日本で美容皮膚科・美容外科を受診したことはありますか?
やっぱり一番気になるのは「値段」ですよね。興味はあっても、ちょっと敷居が高そうなイメージがあるかもしれません。健康保険ではカバーされない領域ですから、実際どうしても治療費が高額になってしまいます。やはり消費者心理で少しでも安く治療を受けたいとの思いから、日本からわざわざ韓国やタイに行って美容治療を受ける人も少なくありません。
ここカンボジアの首都プノンペンでも多くの美容クリニックが乱立しています。地元のカンボジア人しか行かないような庶民的なクリニックから大規模な外資系クリニックまでピンキリです。当クリニックは小規模ですが、カンボジアでは珍しい日系の美容皮膚科クリニックです。
① 海外の日系クリニックは高い?
② 誤解を招く価格を提示してないか?
③ ちゃんと料金表を掲載しているか?
④ 結局、カンボジアの治療費用は安いのか?
① 海外の日系クリニックは高い?
当クリニックは2020年2月にオープンしましたが、当初は「日本人医師が診察・治療をするクリニックだから、どうせ値段は高いだろう」と思われていたようです。しかし、実際に受診していただいた患者さまから、「他の美容クリニックと比べて、意外と治療費は高くないんですね」との感想をいただきます。確かに、日本でも海外でも美容クリニックを開業するのは何かとコストがかかり、治療価格に跳ね返ります。私がカンボジアで美容クリニックを開業した動機として、なるべく良心的な価格で、安心・安全な美容医療を提供したいとの思いがありました。おそらく日本の美容クリニックの価格相場より30~50%は安くなっているかと思います。また別の機会に書きたいと思いますが、私は2016年よりカンボジアに移住して、現地の病院やクリニックで勤務してきましたが、いろいろな美容治療後のトラブル症例を診てきました。やはりきちんと臨床経験を積んだ専門医が安全な医療を提供しなければならないと感じました。
② 誤解を招く価格を提示してないか?
例えば、プロモーション広告で、「プラセンタ注射50%オフ」「脂肪溶解注射1本3000円」などの広告が出ていたとします。お得だと思って受診しても、会計の段階になって納得できないこともあるかもしれません。もしプラセンタ注射のディスカウント前の価格が法外に設定されていれば、50%オフになろうが安いとは感じません。また、1本の脂肪溶解注射が3000円だとしても、診察の段階で「あなたは脂肪が多いので10本は必要です」と言われれば、想像よりかなり高くつきます。おそらくその患者さまはもう二度とそのクリニックには来院されないでしょう。いくらインパクトがあっても、おとり広告に患者さまは良い印象を抱きません。
③ ちゃんと料金表を掲載しているか?
一般に、カンボジアの美容クリニックでは、料金表を出していないことが多いです。普通ならクリニックのウェブサイトや受付に料金表を分かりやすく提示するべきだと思うのですが。

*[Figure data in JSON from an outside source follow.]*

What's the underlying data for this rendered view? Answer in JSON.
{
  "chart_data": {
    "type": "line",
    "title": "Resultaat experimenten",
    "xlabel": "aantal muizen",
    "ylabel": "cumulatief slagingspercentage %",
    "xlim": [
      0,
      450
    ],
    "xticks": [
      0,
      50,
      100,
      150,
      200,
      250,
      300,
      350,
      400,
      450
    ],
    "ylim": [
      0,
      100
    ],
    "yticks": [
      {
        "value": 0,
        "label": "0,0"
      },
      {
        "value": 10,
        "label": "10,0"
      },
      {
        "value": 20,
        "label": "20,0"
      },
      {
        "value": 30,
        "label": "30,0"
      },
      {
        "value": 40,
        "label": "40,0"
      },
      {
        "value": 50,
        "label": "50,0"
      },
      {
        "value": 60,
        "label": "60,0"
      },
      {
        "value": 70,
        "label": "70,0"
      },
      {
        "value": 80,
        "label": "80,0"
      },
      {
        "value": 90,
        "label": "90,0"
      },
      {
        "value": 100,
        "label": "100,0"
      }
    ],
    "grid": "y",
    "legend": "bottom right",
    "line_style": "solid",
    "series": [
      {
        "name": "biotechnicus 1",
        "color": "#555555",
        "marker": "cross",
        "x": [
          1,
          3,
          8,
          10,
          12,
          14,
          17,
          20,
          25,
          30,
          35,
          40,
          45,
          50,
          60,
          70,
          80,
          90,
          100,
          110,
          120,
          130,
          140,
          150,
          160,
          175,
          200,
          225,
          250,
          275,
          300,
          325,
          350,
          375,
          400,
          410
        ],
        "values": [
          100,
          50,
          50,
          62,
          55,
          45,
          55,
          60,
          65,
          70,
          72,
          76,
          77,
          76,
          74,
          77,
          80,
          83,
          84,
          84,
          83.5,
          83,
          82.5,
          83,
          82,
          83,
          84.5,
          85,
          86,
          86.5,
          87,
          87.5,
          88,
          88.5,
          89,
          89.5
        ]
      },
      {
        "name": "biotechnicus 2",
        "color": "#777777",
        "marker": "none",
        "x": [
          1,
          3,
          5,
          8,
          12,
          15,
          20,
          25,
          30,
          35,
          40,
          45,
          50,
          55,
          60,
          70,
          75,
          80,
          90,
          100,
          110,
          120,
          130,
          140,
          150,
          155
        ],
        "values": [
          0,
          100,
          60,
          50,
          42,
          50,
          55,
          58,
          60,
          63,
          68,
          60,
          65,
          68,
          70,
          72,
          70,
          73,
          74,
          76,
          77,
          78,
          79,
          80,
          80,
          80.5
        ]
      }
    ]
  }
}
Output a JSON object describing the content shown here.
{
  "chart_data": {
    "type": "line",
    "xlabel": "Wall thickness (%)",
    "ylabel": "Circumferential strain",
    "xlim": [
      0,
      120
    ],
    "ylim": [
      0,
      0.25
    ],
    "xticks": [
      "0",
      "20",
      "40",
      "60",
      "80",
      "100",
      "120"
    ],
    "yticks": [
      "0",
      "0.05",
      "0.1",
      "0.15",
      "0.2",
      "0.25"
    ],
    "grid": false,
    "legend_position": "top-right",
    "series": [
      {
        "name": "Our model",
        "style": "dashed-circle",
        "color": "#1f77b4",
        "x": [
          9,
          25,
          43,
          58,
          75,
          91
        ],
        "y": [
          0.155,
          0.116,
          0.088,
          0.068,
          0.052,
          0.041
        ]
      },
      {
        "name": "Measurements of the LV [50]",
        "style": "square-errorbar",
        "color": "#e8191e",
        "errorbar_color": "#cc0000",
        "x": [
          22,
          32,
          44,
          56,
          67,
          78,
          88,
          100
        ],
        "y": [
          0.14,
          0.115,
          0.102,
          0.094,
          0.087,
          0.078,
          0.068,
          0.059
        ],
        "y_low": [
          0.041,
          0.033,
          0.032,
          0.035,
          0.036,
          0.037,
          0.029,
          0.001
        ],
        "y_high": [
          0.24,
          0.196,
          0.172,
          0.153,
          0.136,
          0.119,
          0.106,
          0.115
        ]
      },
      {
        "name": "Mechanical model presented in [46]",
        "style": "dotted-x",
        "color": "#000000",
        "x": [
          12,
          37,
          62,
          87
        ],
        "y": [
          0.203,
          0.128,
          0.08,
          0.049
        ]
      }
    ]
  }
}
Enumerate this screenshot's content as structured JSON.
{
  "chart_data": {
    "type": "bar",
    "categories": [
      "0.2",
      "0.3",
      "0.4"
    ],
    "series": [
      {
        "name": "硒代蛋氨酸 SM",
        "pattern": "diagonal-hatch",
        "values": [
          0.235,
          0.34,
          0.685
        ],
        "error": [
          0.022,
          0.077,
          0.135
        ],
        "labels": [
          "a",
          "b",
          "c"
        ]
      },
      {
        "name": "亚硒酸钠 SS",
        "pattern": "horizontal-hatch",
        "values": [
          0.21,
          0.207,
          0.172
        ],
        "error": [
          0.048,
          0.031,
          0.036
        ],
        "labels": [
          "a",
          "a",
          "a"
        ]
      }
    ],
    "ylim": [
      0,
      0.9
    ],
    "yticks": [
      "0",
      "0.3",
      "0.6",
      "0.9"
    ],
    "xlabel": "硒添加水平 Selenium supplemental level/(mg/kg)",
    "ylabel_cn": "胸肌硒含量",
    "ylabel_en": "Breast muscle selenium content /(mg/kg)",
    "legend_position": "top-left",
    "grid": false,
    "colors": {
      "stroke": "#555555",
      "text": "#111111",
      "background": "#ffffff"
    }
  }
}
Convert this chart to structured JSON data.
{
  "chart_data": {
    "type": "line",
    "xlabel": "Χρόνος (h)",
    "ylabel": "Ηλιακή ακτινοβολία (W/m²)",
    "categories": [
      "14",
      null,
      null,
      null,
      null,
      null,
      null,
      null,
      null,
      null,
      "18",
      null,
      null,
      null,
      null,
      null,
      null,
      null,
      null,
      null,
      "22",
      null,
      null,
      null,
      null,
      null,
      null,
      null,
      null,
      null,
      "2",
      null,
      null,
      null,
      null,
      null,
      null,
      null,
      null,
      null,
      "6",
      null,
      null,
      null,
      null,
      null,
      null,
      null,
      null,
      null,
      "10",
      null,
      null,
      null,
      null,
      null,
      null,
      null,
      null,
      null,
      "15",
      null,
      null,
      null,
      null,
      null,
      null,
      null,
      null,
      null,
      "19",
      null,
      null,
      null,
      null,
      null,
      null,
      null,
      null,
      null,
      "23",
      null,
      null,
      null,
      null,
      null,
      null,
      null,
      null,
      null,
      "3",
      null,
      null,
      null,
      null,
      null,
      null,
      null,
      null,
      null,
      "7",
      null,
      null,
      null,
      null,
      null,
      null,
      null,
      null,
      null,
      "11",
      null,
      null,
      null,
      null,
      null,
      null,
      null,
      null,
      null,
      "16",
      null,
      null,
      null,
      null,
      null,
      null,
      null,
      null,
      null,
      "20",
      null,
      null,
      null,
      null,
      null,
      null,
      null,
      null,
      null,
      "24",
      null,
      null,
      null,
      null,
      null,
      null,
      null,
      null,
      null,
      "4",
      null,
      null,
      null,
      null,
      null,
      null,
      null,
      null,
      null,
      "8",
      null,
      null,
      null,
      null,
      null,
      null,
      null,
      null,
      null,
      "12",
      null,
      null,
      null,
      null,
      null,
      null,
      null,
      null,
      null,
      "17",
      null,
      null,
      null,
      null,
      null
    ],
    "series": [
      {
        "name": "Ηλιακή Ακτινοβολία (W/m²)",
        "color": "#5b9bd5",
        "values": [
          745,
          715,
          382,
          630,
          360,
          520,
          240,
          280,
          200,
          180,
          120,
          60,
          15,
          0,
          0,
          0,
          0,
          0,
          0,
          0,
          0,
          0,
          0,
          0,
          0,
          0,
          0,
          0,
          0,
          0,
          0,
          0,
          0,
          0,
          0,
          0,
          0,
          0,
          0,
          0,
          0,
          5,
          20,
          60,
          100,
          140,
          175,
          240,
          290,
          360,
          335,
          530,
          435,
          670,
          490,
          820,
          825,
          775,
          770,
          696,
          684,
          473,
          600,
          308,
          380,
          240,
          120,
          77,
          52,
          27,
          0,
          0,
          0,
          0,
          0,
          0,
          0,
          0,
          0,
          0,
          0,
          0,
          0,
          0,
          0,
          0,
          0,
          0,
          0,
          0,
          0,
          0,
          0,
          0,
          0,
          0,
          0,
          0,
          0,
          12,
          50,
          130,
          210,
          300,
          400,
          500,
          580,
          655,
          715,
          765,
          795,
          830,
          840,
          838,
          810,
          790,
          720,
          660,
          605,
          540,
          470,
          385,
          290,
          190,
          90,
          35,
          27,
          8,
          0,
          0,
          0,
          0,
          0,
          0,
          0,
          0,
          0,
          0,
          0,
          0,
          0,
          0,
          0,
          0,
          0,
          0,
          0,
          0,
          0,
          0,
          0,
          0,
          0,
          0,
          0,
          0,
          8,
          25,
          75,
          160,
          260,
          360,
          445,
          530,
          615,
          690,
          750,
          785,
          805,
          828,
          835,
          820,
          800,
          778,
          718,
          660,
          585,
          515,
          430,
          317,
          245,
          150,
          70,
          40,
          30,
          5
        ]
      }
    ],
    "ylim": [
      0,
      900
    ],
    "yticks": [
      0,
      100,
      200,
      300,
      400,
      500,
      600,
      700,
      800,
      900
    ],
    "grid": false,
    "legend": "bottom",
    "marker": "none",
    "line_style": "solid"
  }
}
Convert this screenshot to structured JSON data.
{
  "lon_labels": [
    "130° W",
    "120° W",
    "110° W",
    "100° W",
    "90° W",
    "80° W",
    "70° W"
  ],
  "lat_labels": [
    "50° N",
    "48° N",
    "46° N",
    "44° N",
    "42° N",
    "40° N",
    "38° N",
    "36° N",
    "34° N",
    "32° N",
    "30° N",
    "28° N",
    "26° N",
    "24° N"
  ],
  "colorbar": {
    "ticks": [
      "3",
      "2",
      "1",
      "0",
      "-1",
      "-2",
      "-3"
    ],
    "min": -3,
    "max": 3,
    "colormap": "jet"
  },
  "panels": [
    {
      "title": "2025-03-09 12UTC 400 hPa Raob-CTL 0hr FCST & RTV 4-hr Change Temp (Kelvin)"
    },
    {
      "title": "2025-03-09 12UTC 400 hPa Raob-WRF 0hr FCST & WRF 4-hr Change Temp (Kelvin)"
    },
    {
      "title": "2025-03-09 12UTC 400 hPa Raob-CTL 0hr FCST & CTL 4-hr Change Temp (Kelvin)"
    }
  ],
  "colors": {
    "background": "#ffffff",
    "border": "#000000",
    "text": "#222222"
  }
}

日本の美容クリニックでは、患者トラブル・クレームとして最も多いのが支払いに関するものだと聞きます。海外の美容クリニックでも同じではないでしょうか。カンボジアの美容クリニックの場合、料金交渉で値引きされるケースも多いようですが、事情をよく知らない外国人の患者さまには不信感・不公平感を生むだけかもしれません。
治療を受ける前には、必ずトータル費用の確認をされた方がいいかと思います。提示された治療費の他に、診察料・〇〇サービス料・〇〇チャージ・税金(10% VAT)など、いろいろと加算される恐れもあるのでご注意ください。ちなみに、当クリニックの場合、ウェブサイトと院内の治療メニュー表に税込み価格を掲載しており、後から余分なコストを患者さまに負担させないようにしています。
④ 結局、カンボジアの治療費用は安いのか?
海外での美容医療では、いろいろな要因が治療価格に影響を及ぼします。
「カンボジアなんだから、価格が安くて当たり前」と思うかもしれません。確かにカンボジアの場合、テナント料や人件費の安さは価格の押し下げ要因となりますが、診療クオリティーを納得できるレベルにまで引き上げるには、それなりのコストがかかります。
カンボジアは物流コストや輸入関税が高く、高品質な医薬品や医療材料の購入は価格の押し上げ要因となっています。また、カンボジアは周辺国より電気代が高く、電気供給量も一定しないため、医療機器の維持・管理にも配慮が必要となります。
カンボジアに住んでいると分かるのですが、日本と同じ快適さを生活に求めると、生活費はそんなに安く済みません。
以上より、日本とカンボジアの物価の違いを単純比較して、さすがに日本の1/4や1/5の治療価格にはなり得ません。安心安全なクオリティーを確保するためには、物価の安いカンボジアでも格安治療の提供は難しいように思われます。